Título: Mais uma reforma tributária
Autor: Panzarini, Clóvis
Fonte: O Estado de São Paulo, 17/03/2008, Economia, p. B2

Festeja-se mais uma tentativa de reforma tributária, a terceira do governo Lula. As duas primeiras - a de 2003 e a de 2007 - felizmente não vingaram, pois eram tecnicamente muito ruins. A atual proposta - ainda que não tenha a abrangência desejada, poderia excluir, também, o IPI e o ISS - promete importantes melhorias no sistema tributário com ganhos para o Fisco e contribuintes, mas a quantidade de conflitos a serem superados pode inviabilizá-la.

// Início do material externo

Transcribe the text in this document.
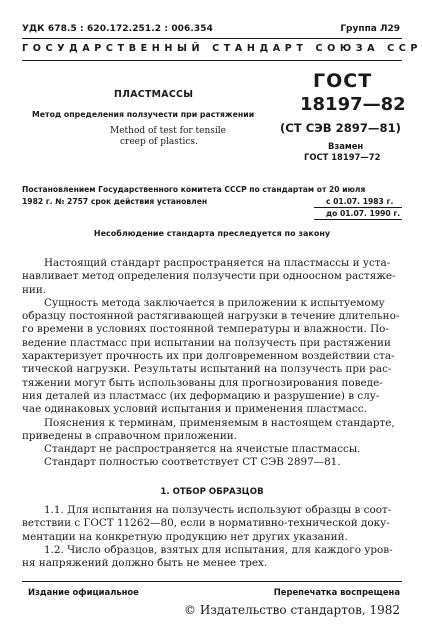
УДК 678.5 : 620.172.251.2 : 006.354	Группа Л29
ГОСУДАРСТВЕННЫЙ СТАНДАРТ СОЮЗА ССР
ПЛАСТМАССЫ
Метод определения ползучести при растяжении
Method of test for tensile
creep of plastics.
ГОСТ
18197—82
(СТ СЭВ 2897—81)
Взамен
ГОСТ 18197—72
Постановлением Государственного комитета СССР по стандартам от 20 июля
1982 г. № 2757 срок действия установлен	с 01.07. 1983 г.
до 01.07. 1990 г.
Несоблюдение стандарта преследуется по закону
Настоящий стандарт распространяется на пластмассы и уста-
навливает метод определения ползучести при одноосном растяже-
нии.
Сущность метода заключается в приложении к испытуемому
образцу постоянной растягивающей нагрузки в течение длительно-
го времени в условиях постоянной температуры и влажности. По-
ведение пластмасс при испытании на ползучесть при растяжении
характеризует прочность их при долговременном воздействии ста-
тической нагрузки. Результаты испытаний на ползучесть при рас-
тяжении могут быть использованы для прогнозирования поведе-
ния деталей из пластмасс (их деформацию и разрушение) в слу-
чае одинаковых условий испытания и применения пластмасс.
Пояснения к терминам, применяемым в настоящем стандарте,
приведены в справочном приложении.
Стандарт не распространяется на ячеистые пластмассы.
Стандарт полностью соответствует СТ СЭВ 2897—81.
1. ОТБОР ОБРАЗЦОВ
1.1. Для испытания на ползучесть используют образцы в соот-
ветствии с ГОСТ 11262—80, если в нормативно-технической доку-
ментации на конкретную продукцию нет других указаний.
1.2. Число образцов, взятых для испытания, для каждого уров-
ня напряжений должно быть не менее трех.
Издание официальное	Перепечатка воспрещена
© Издательство стандартов, 1982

Busca-se a simplificação do sistema tributário, a eliminação de distorções que comprometem a competitividade da economia e o fim da 'guerra fiscal'. Além de alterações estruturais em alguns tributos, estão sendo promovidas importantes mudanças em dispositivos que definem base de cálculo e critérios de rateio de fundos constitucionais, como o Fundo de Participação dos Estados (FPE), o Fundo de Participação dos Municípios (FPM) e a cota-parte municipal do ICMS.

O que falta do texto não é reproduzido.